Ging er, noch Mitte der Sechziger, von dort mit Frau Loki zur U-Bahnstation Kiwittsmoor, schien er wie im Fernsehen: konzentriert und, ohne Hektik, in Eile. „Guck mal, da gehen Muten und Loki Schmidt“ – Muten, das ist Hamburgisch und die Kurzform von Helmut.

Imponierender Eigensinn

Der Bundeskanzler, der er war, repräsentierte in seinen besten Zeiten für die SPD ein gesellschaftlichen Steuerungsmodell, das an das „Demokratie wagen“ Brandts anschloss – und doch, zumal in Zeiten des RAF-Terrors (für ihn: Bürgerkinderspinnereien) sicher spürte, dass das demokratische Deutschland in seiner krassen Mehrheit vor allem dies haben wollte: Ruhe und Privatheit 30 Jahre nach dem Ende des Nationalsozialismus, es hatte keine Empfänglichkeit für die eskalistisch-tödlichen Anmutungen jener, die für die linksradikalen Maschinen standen.

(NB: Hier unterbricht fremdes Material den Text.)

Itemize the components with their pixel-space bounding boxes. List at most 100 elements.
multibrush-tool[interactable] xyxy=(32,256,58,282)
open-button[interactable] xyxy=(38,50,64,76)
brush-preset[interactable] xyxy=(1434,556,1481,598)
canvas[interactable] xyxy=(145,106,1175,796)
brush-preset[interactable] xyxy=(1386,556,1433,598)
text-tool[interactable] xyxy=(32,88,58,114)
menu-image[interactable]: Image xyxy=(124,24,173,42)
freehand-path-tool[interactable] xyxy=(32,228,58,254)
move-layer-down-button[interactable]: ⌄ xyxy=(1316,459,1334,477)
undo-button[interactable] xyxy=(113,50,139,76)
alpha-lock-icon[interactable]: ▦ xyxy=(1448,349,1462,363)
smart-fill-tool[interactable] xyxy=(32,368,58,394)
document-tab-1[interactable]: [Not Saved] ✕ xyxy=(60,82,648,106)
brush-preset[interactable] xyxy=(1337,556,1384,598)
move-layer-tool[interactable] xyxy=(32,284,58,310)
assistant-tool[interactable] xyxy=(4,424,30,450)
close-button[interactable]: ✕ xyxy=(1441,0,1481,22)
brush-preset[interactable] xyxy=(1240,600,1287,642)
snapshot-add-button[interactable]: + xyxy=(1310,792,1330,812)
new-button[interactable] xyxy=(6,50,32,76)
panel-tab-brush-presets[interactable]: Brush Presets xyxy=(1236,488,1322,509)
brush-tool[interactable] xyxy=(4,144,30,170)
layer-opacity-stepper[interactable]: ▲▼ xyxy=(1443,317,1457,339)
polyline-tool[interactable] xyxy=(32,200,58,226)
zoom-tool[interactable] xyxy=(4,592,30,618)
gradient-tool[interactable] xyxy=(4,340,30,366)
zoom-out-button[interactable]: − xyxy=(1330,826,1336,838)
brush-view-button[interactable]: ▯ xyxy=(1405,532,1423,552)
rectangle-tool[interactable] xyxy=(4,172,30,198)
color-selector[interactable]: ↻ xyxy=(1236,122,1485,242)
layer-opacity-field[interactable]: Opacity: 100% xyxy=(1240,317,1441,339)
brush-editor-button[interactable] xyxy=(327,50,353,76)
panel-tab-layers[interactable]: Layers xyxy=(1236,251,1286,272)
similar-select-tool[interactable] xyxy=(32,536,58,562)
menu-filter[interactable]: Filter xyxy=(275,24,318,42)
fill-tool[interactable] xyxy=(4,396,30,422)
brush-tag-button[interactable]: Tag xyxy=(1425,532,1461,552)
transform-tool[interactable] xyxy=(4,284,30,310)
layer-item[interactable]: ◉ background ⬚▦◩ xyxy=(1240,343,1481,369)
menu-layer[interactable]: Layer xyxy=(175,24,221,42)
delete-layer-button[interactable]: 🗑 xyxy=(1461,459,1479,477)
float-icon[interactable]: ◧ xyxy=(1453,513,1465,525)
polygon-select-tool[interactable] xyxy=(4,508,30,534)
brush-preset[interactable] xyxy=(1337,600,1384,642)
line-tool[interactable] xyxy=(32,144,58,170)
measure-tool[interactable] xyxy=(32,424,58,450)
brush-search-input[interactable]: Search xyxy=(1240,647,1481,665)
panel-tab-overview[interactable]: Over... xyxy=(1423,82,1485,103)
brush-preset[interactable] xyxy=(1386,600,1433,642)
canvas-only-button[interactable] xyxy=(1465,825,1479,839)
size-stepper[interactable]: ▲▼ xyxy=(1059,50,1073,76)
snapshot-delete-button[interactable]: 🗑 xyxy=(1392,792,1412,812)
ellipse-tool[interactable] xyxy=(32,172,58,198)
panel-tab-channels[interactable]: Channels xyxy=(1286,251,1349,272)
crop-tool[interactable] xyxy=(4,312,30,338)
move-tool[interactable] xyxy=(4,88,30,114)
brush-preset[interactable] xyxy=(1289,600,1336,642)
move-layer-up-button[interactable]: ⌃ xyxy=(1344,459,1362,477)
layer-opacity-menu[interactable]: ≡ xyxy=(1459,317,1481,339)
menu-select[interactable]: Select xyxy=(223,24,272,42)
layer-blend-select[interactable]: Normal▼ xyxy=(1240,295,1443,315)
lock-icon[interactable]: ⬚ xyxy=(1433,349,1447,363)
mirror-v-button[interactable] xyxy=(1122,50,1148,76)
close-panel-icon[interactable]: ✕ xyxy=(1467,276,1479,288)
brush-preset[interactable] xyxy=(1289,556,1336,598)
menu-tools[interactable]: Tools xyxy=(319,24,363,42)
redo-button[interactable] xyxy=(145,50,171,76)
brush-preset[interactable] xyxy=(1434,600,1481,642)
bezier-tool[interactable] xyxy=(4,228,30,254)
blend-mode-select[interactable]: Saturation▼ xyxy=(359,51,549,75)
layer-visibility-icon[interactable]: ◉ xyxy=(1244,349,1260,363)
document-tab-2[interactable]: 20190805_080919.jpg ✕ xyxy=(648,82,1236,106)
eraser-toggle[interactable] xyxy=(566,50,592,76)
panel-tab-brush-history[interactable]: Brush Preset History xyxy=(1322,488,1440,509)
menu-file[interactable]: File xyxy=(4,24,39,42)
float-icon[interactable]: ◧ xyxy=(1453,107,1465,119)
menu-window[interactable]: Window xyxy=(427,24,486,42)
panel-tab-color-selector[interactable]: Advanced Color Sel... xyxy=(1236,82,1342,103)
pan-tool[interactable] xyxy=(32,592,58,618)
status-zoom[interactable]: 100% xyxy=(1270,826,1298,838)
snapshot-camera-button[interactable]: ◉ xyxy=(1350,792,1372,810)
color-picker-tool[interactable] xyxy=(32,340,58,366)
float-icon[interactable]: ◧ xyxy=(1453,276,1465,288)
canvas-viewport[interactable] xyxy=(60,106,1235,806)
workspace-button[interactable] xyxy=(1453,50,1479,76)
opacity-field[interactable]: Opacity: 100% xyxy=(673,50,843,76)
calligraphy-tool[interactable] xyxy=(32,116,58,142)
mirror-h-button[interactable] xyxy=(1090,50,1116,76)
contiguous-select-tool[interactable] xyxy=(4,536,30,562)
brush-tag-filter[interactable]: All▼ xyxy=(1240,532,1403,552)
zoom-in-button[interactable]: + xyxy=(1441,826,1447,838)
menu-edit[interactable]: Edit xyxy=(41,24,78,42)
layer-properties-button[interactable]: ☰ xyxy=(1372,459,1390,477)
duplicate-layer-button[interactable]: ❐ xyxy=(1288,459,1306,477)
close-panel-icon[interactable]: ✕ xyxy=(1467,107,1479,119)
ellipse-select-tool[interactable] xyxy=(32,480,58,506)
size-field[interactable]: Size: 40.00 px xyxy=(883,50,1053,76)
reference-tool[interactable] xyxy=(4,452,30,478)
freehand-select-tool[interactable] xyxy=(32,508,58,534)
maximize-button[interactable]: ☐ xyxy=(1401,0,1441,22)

Dass jenseits dieser ein grüner Aufbruch zur Welt kommen würde, blieb ihm immer unverständlich. Helmut Schmidt verstand sich als Leitender Angestellter der Firma Bundesrepublik.

Das hat er, alles in allem, als Teil der schon siechenden Sozialdemokratie – gegen die Strauß‘ und Dreggers und Nationalkonservativen, die es ja auch noch in Fülle gab - gut gemacht. Am Ende imponierte vor allem eines: sein Eigensinn in jeder Hinsicht.